Just copy the script to any script directory that is accessed via maya. Run the script by executing “icPolyScatter” (without quotes) in the script editor. You may as well build a shelf button for easy access.
– Scatter Name: You must define a scatter name in order to access the functions. This name is added to all generated nodes and helps any naming problems.
– Vertices: The vertex count of the (reduced) scatter surface. Surfaces up to 1000 vertices should still perform fine. The higher the count the slower the script will execute it’s functions.
– Reduce %: The amount of poly reduction that is applied to the surface to reduce the density of vertices and to help with the distribution. Use the ‘Edit‘ button to adjust the poly reduce node.
– Max Face Area: Displays the maximum face area that will not be subdivided. This value is based on the average area of every 5th face. Higher values lead to less faces being subdivided when using the subdivision option.
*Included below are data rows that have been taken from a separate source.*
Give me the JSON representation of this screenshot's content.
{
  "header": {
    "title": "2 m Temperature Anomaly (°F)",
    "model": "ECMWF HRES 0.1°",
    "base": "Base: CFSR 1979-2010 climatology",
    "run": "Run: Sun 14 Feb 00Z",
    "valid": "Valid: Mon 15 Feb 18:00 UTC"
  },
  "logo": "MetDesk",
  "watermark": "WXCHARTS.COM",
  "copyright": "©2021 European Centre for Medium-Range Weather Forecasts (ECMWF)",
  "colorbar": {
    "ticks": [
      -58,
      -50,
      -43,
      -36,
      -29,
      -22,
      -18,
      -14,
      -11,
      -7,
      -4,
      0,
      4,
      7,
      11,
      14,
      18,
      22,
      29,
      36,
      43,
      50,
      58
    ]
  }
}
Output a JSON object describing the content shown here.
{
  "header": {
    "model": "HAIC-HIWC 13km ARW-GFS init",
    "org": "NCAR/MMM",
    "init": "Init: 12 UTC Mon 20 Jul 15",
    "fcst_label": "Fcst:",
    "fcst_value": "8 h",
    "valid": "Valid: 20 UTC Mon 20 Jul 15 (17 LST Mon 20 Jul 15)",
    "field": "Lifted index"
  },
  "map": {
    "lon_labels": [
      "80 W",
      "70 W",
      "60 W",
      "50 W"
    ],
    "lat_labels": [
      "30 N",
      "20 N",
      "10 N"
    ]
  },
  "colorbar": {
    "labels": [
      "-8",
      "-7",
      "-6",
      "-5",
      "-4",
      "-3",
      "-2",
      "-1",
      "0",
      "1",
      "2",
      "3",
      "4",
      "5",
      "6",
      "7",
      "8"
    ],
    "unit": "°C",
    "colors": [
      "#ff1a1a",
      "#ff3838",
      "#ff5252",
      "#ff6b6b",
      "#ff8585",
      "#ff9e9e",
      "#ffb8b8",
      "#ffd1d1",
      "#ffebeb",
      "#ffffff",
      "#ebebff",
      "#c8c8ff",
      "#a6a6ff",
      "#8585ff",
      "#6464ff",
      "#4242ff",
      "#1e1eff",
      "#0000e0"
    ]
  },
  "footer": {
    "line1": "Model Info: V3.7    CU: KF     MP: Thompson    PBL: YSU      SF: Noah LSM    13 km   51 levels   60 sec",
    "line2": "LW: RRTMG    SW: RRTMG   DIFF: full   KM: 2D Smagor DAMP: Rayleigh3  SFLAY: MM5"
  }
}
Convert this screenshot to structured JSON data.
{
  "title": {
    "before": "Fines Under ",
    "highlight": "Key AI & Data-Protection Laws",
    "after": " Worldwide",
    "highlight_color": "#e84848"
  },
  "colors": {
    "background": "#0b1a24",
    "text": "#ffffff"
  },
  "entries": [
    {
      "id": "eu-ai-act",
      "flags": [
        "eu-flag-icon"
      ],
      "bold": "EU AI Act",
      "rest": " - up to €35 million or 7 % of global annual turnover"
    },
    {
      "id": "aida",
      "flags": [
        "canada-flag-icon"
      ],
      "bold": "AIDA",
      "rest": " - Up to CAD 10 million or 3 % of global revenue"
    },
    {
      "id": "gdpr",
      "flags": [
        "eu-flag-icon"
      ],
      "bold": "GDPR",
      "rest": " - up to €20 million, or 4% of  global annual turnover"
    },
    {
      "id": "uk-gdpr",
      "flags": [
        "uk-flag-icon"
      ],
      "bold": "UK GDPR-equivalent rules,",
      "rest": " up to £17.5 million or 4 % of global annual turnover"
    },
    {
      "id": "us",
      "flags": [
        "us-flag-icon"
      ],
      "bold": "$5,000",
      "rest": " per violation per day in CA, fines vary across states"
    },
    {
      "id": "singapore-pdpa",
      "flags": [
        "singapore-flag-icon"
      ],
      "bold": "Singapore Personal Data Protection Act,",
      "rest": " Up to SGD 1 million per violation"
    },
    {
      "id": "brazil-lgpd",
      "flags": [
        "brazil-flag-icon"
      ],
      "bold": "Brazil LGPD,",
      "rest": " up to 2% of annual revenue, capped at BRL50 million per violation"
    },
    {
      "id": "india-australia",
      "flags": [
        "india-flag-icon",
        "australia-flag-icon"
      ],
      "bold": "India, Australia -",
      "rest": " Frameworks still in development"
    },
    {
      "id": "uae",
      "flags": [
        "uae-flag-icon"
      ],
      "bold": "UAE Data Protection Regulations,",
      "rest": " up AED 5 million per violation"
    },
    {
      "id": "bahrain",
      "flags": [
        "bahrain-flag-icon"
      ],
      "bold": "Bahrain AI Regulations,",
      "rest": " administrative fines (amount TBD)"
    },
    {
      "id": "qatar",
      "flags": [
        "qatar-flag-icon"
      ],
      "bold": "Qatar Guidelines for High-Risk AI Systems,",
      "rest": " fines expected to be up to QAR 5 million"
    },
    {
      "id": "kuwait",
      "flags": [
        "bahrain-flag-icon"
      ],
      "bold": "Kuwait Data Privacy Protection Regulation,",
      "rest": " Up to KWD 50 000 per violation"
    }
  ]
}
– Random Offset: Defines the maximum offset for a vertex when displaced. The calculated value is a 3rd of the average edge length. This helps to beak up any regularity of dense scatterings.
– Subdivide: Subdivides any face which area is above the given ‘Max Face Area‘ value.
When applying the displacement any vertices that are generated by either the subdivision option or the poly reduction process will be conformed to match the height of the underlying original surface. This should prevent any positional offsets which can make the instances float above or below the surface.
– Position Offset: Offsets the instances to above or below the surface. This is only an offset and not an absolute value. The value can be interactively adjusted once the scattering is completed.
– Rotation Offset: The maximum amount in both directions that each instance gets rotated along the y axis. The value can be interactively adjusted once the scattering is completed. The attribute is not available after scattering when using the ‘Align To Surface Option‘, as the alignment is only calculated during the initial scattering. If another value is needed the scattering must first be undone.
– Tilt Offset: The maximum amount in both directions that each instance gets tilted along the x axis. The value can be interactively adjusted once the scattering is completed. The attribute is not available after scattering when using the ‘Align To Surface Option‘, as the alignment is only calculated during the initial scattering. If another value is needed the scattering must first be undone.
– Scale Offset: The maximum uniform scale amount that modifies the original scale of the scatter object. The value can be interactively adjusted once the scattering is completed.
– Min Distance: The minimum distance the instances should be apart from another. This is an additional function to help with any clustering of instances.
– Dropout %: Generates holes in the scatter. The higher the value the higher the chance that a vertex is skipped.
– Include Small Area Vertices: On: The dropout percentage is calculated from all vertices, including the vertices from small faces. This results in a little sparser scattering. Works only with the reduction feature.
– Assign IDs: Set to the amount of different objects to instance. Automatically assigns IDs to the instancer to randomly assign different scatter objects. The value can be interactively adjusted once the scattering is completed.
– Align To Surface: Rotates each instance to make it perpendicular to the surface.